My coworkers in  Prof. Marija Drndic’s group at the University of Pennsylvania, a Swarthmore undergraduate, and I showed that rod-shaped semiconductor nanocrystals, or nanorods (NRs), also blink, with very similar statistics as NQDs. NRs show truncated power law on-time statistics with a truncation time that increases with decreasing aspect ratio. [3] Reprint

We used correlated transmission electron microscopy and fluorescence to show that small clusters with 2-3 NRs have indistinguishable blinking statistics from single NRs, while clusters with 5 – 15 NRs have increased truncation times and altered on- and off-time exponents.[4]  DOI We also found evidence for collective enhancement of blinking in clusters. [5] DOI

Binning dependence of blinking statistics

In collaboration with Matthew Pelton and Xiaohua Wu of Argonne National Laboratory’s Center for Nanoscale Materials, and Prof.
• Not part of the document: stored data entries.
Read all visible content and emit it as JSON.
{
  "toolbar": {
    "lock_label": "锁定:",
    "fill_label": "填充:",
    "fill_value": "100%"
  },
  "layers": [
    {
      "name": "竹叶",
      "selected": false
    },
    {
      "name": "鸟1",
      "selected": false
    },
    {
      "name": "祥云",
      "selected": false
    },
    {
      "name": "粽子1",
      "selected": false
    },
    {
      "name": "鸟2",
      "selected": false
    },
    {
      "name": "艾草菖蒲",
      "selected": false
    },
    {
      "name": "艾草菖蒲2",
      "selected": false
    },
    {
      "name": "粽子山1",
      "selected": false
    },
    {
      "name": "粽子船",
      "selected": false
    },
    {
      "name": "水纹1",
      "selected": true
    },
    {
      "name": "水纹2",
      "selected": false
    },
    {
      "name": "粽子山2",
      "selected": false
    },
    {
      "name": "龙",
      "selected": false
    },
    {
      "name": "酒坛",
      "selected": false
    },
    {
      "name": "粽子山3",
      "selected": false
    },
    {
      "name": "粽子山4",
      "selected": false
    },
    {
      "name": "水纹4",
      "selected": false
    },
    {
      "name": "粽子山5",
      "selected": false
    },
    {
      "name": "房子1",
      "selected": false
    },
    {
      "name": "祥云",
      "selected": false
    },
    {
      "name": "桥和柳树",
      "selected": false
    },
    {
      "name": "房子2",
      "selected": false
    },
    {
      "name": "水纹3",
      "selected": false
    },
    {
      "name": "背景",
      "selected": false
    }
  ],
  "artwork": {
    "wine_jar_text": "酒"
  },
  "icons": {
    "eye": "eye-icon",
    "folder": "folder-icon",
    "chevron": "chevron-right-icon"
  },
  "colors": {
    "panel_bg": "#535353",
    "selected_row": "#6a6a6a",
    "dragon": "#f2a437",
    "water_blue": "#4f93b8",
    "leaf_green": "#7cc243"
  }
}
Marija Drndic’s group at the University of Pennsylvania, we have shown that the time binning involved in typical blinking data analysis can lead to substantial artifacts in on probability distributions. [6]  DOI

Excitation energy dependence of nanocrystal blinking

We measured excitation energy dependence of the blinking statistics of different sizes of spherical core/shell nanocrystals (NCs) using excitation energies corresponding to 532 nm, 488 nm, and 405 nm laser light. We found that the energy dependence may reflect a change in dynamics at energies corresponding to the 1P state, or may simply be attributable to changes in absorption cross-section. [7] [Reprint]

References

  1. F. Cichos, C. von Borczyskowski, and M. Orrit, “Power-law intermittency of single emitters,” Current Opinion in Colloid and Interface Science 12, 272 (2007) and references therein.
  2. P. Frantsuzov, M. Kuno, B. Janko, and R. A. Marcus, “Universial emission intermittency in quantum dots, nanorods, and nanowires,” Nature Physics 4, 519 (2008) and references therein.
  3. Siying Wang, Claudia Querner, Thomas Emmons*, Marija Drndic, and Catherine H. Crouch, “Fluorescence blinking statistics from CdSe core and core-shell nanorods,” Journal of Physical Chemistry B 110. 23221 (2006).
  4. Siying Wang, Claudia Querner, Michael Fischbein, Lauren Willis, Dmitry Novikov, Catherine H. Crouch, and Marija Drndic “Blinking statistics correlated with nanoparticle number,” Nano Letters 8, 4020 (2008).
  5. Siying Wang, Claudia Querner, Tali Dadosh, Catherine H. Crouch, Dmitry Novikov, and Marija Drndic, “Collective fluorescence enhancement in nanoparticle clusters,” Nature Communications 2, 364 (2011).
  6. Catherine H. Crouch, Orion Sauter*, Xiaohua Wu, Robert Purcell*, Claudia Querner, Marija Drndic, and Matthew Pelton, “Facts and artifacts in the blinking statistics of semiconductor nanocrystals,”  Nano Letters 10, 1692 (2010).
  7. Catherine H. Crouch, Robert Mohr*, Thomas Emmons*, Siying Wang, and Marija Drndic, “Excitation energy dependence of fluorescence intermittency in CdSe/ZnS core-shell nanocrystals,” Journal of Physical Chemistry C 113, 12059 (2009).